Denny berkata, “Sekarang saya jadi bingung apa yang harus saya lakukan.
Tidak ada arahan yang jelas bagaimana caranya handle account perbankan,
apalagi background saya adalah teknik. Sebenarnya maunya Pak
Rudi itu apa sih.”
“Sudahlah…, Den. Kita kan hanya staf yang harus ikut maunya bos. Terkadang
untuk level kita harus lebih banyak bersabar,” sahut Monika untuk meredakan
emosi Denny.
Perbincangan tersebut mungkin terjadi juga di organisasi kita. Karyawan
sering kali membicarakan gaya kepemimpinan atasan yang dirasa kurang update dengan
dinamika tim. Sering kali para pemimpin merasa dirinya sudah melakukan hal yang
benar, apalagi dengan kesuksesan yang dicapai di tahun-tahun sebelumnya. Hal
itu makin melengkapi pembenaran terhadap diri sendiri.

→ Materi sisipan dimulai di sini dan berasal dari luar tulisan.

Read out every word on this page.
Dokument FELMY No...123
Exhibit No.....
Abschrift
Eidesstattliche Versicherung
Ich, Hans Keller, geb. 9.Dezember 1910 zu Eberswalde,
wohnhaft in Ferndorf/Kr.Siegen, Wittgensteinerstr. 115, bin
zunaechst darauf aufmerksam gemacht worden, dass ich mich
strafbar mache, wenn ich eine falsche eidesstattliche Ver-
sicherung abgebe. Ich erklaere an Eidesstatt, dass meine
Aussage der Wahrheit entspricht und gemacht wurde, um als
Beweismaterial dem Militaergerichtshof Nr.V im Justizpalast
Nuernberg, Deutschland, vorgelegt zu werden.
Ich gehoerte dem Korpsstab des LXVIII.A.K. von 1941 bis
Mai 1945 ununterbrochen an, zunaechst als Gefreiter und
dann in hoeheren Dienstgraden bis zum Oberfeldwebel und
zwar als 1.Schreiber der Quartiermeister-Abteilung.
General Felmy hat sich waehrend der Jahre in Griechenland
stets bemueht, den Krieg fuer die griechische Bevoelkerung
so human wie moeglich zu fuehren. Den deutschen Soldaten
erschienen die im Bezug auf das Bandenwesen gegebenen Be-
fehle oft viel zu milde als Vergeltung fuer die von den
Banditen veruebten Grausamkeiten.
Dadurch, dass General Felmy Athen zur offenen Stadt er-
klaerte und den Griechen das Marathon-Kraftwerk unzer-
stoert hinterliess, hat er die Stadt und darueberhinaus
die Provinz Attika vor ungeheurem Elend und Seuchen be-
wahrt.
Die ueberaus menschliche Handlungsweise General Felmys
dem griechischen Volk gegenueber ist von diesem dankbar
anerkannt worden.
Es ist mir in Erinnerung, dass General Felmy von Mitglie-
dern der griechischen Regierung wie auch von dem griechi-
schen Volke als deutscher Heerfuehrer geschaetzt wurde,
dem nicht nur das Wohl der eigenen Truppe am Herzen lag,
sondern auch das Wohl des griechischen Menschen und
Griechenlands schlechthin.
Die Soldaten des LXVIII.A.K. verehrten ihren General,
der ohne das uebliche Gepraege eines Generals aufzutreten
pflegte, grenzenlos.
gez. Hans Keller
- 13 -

Hal yang perlu diingatkan kembali bagi pemimpin seperti contoh tersebut adalah kondisi organisasi, lingkungan, tantangan dan karakter tim akan selalu berubah seiring dengan berjalannya waktu. Michael Hammer mengatakan, “Jika Anda pikir Anda hebat, berarti Anda akan mati. Keberhasilan di masa lalu tidak punya implikasi terhadap keberhasilan di masa depan.” Sekali lagi, para pemimpin perlu mencermati kalimat Hammer tersebut, agar update dengan perubahan yang ada.